The investigators observed protective effects of CNM-Au8 when the drug was administered in this treatment paradigm. Improvements in several behavioral end points when the drug was administered after the demyelinating insult “demonstrated that CNM-Au8 restored behavioral function following demyelination,” said Mr. Hotchkin.
Furthermore, in a behavioral study of fine motor kinetics, function improved by 78% at week 6, compared with week 3 (ie, immediately following the start of treatment) in the group treated with CMN-Au8 that was receiving cuprizone. The animals treated with vehicle and cuprizone had a 39% functional improvement at week 6, compared with week 3. Notably, there was not a statistically significant difference in function at week 6 between CNM-Au8-treated animals and the normal healthy control animals without demyelination, indicating that the functional recovery made the former and latter animals indistinguishable.
Therapy Promotes Bioenergetics Catalysis
CNM-Au8 may generate remyelination by more than one mechanism, said Mr. Hotchkin, and evidence indicates that the drug promotes bioenergetic catalysis that is important to the maturation of oligodendrocyte precursors. Published literature suggests an association between altered oligodendrocyte energy utilization and remyelination failure in the human brain. Other evidence suggests that CNM-Au8 may trigger oligodendrocytes’ remyelinating activity by improving energy sources such as adenosine triphosphate, lactate, and oxidized nicotinamide adenine dinucleotide (NAD+), said Mr. Hotchkin. For example, CNM-Au8 increased NAD+ levels in mouse hippocampal cultures by about 40%, relative to vehicle.
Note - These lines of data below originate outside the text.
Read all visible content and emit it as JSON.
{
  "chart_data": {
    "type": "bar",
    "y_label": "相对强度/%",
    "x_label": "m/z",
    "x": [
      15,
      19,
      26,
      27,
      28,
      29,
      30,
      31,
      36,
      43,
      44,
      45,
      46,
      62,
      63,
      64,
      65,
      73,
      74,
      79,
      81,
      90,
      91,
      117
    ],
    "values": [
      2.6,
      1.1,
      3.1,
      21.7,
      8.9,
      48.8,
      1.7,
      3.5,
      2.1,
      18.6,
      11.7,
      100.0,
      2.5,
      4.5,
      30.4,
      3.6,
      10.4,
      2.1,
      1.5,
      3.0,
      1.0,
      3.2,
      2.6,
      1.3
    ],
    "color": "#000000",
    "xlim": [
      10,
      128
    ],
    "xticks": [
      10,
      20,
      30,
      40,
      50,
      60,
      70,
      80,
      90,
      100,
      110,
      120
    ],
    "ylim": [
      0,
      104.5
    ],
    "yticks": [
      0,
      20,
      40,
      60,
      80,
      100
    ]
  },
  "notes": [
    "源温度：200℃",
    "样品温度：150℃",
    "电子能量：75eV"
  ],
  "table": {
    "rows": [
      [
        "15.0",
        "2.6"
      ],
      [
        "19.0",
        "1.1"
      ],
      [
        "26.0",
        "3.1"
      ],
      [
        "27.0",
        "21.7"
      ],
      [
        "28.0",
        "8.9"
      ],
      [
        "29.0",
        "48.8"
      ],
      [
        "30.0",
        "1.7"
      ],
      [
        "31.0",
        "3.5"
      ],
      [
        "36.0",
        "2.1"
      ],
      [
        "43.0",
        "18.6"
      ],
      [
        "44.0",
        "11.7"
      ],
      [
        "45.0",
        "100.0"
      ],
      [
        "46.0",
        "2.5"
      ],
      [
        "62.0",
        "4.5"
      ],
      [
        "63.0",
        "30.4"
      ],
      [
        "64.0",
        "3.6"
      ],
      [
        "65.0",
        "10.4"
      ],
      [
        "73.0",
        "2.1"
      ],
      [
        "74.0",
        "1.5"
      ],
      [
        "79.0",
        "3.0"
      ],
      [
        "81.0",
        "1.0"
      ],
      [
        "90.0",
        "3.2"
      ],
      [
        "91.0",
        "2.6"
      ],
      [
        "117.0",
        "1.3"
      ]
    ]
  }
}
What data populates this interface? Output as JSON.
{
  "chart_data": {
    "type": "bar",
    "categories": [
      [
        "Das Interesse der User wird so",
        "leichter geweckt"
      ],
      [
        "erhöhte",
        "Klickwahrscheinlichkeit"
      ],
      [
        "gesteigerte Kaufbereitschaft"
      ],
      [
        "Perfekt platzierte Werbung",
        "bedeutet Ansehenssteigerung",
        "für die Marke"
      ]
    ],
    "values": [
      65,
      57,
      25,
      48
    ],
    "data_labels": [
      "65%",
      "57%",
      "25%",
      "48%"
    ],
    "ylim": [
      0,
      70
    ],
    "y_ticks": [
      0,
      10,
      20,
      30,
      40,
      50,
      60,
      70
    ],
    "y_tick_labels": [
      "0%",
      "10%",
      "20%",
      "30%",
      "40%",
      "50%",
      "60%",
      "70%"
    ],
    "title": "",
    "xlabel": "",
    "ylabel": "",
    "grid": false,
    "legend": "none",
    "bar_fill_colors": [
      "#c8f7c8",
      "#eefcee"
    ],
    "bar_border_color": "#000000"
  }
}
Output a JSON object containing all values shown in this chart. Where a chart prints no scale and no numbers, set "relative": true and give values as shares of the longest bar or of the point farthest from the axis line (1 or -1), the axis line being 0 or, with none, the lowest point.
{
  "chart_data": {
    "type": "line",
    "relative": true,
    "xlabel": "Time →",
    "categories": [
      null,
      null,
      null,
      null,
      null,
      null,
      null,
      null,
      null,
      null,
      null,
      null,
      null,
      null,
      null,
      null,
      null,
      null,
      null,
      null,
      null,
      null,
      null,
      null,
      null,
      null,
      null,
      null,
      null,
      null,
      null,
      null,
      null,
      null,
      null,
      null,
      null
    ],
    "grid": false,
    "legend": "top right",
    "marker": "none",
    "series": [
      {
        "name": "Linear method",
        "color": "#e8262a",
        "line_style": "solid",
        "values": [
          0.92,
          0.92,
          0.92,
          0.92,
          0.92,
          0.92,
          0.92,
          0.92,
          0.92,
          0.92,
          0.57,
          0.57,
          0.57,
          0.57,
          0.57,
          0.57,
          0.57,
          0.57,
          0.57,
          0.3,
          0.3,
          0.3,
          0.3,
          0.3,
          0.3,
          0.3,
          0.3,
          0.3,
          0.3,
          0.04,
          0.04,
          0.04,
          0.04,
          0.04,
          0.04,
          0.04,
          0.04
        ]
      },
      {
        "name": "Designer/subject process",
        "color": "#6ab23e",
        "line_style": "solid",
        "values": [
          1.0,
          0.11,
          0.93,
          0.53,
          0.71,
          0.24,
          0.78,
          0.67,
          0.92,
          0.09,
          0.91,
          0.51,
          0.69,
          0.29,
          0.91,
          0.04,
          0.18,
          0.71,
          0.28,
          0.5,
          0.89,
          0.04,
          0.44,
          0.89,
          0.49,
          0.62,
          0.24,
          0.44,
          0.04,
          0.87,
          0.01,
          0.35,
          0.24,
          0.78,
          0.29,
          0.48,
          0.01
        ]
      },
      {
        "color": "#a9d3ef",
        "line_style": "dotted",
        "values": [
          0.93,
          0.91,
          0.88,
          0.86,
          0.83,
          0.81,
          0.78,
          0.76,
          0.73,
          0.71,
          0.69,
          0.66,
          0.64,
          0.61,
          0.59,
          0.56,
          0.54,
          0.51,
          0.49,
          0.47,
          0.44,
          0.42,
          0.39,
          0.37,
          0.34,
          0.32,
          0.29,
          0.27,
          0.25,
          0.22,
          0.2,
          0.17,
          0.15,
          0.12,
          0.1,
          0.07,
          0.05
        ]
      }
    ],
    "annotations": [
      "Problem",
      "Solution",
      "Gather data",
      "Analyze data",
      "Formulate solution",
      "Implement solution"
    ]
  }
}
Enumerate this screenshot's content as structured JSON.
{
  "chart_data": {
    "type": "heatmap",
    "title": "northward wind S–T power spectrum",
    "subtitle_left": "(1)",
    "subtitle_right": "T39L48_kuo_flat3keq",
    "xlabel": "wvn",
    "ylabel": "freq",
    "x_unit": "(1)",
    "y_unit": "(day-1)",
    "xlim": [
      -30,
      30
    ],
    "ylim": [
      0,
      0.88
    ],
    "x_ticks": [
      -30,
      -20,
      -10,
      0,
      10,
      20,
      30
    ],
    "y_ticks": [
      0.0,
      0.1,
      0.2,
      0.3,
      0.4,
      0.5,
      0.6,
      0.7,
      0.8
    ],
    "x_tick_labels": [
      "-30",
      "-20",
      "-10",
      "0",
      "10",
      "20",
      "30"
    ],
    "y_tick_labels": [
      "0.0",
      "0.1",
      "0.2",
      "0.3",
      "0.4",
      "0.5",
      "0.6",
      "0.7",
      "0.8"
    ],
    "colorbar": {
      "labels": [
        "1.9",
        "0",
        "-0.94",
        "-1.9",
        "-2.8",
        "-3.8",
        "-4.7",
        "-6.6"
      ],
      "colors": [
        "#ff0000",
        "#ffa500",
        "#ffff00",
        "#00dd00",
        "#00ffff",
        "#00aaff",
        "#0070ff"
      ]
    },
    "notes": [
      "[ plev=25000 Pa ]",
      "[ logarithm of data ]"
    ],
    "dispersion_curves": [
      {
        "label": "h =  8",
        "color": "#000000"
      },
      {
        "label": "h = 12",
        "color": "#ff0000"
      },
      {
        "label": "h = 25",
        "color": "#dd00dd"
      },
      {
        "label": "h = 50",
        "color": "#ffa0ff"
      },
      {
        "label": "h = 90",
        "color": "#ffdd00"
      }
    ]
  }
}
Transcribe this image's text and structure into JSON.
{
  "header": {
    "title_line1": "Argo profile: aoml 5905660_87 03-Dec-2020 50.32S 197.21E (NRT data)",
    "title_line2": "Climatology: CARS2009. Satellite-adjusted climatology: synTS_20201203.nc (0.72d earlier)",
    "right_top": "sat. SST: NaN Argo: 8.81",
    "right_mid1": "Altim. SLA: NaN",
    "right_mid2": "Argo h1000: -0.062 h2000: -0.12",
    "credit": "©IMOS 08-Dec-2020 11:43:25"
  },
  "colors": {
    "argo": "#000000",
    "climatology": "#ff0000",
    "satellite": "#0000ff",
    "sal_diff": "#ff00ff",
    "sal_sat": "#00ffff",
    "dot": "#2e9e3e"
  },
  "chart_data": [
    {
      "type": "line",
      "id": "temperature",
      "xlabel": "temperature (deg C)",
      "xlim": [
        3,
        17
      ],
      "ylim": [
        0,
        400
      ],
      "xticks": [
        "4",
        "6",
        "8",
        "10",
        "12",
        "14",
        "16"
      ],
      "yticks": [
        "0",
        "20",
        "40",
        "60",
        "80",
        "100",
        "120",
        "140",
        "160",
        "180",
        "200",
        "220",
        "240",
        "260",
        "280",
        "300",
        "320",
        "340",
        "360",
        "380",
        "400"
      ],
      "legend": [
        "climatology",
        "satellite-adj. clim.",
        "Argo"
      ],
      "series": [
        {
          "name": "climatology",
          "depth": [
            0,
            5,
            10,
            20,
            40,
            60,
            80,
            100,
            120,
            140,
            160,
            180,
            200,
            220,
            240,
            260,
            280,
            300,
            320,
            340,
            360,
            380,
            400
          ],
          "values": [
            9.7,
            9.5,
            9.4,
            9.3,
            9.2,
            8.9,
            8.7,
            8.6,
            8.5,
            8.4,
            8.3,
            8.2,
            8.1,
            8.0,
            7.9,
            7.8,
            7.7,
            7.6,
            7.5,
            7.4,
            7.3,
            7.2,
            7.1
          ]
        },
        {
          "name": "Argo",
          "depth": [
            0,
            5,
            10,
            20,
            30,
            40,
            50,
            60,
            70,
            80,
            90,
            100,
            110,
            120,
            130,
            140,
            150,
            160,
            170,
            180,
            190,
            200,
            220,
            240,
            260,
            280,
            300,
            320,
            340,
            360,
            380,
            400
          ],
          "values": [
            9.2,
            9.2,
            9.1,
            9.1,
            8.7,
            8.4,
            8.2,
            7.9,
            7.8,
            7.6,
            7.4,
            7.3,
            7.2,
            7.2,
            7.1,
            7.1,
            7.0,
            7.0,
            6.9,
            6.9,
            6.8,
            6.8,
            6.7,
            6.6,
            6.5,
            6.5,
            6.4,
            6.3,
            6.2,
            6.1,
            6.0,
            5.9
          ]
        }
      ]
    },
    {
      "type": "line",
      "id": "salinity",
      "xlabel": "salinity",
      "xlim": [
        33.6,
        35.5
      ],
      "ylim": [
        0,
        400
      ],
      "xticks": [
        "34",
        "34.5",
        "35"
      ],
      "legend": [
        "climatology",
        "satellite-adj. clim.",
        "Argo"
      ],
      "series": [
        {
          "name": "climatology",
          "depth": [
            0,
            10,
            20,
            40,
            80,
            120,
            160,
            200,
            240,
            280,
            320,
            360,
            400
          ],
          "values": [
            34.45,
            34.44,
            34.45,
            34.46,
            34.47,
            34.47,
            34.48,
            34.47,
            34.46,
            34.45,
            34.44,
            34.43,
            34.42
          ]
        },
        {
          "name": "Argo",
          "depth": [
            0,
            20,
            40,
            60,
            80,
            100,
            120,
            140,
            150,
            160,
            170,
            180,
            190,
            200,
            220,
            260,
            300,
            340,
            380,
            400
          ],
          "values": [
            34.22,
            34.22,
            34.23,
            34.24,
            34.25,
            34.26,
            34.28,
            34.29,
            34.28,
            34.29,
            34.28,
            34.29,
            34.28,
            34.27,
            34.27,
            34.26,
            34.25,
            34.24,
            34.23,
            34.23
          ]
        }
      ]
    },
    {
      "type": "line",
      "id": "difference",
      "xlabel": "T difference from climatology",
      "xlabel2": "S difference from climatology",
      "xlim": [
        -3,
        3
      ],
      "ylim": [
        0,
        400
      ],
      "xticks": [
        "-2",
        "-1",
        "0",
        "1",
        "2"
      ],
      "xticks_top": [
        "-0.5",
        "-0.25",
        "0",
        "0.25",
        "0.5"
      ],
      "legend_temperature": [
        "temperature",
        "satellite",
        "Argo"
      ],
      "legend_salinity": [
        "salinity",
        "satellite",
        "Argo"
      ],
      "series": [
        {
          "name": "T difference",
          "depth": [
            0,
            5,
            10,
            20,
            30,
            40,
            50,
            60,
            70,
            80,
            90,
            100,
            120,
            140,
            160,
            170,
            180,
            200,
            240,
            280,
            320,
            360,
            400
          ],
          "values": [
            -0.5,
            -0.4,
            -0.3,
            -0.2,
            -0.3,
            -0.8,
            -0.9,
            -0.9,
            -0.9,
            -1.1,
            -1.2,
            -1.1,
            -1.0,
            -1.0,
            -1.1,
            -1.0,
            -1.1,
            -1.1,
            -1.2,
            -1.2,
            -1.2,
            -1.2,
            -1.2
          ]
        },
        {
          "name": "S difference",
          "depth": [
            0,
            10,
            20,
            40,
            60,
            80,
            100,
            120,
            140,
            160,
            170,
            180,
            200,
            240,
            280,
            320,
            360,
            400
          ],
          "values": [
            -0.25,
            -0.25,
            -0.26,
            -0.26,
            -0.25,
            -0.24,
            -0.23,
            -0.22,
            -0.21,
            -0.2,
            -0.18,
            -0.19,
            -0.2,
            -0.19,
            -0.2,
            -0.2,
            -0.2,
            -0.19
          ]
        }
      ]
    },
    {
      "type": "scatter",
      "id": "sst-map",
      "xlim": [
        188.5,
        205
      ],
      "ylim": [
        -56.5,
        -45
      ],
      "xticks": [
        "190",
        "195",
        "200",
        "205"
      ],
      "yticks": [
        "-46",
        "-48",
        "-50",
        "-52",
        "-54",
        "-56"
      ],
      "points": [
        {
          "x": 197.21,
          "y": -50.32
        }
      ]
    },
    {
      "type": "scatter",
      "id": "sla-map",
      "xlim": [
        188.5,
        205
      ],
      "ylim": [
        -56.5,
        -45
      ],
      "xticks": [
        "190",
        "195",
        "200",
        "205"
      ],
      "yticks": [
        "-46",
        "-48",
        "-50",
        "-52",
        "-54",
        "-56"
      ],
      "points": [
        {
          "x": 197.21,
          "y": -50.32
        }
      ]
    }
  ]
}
In response to questions about the catalytic mechanism, Mr. Hotchkin responded, “You can fill a car’s tank with gas, but if the electrical system is fouled, the car goes nowhere. CNM-Au8 is the catalytic engine driving bioenergetic improvements in the oligodendrocytes driving them to remyelinate.” Data suggest that CNM-Au8 may have applications in other neurodegenerative diseases, based on the bioenergetic failure hypothesis of neurodegeneration and aging, said Mr. Hotchkin.
Oligodendrocyte precursor cells are known to be present in the human brain in and around MS lesions even years after an MS attack. Thus, the animal studies may be relevant to clinical MS. As an oral agent, CNM-Au8 has the potential to be a major clinical advance if human trials show activity comparable to that in animal studies, said Mr. Hotchkin.
Initial phase I human clinical work and extensive animal toxicology has supported the safety of this agent. Trials in patients with MS that examine clinical end points are planned. “A phase II study in chronic optic neuropathy in relapsing-remitting MS patients will commence in 2018,” Glen Frick, MD, PhD, Chief Medical Officer of Clene Nanomedicine, told Neurology Reviews.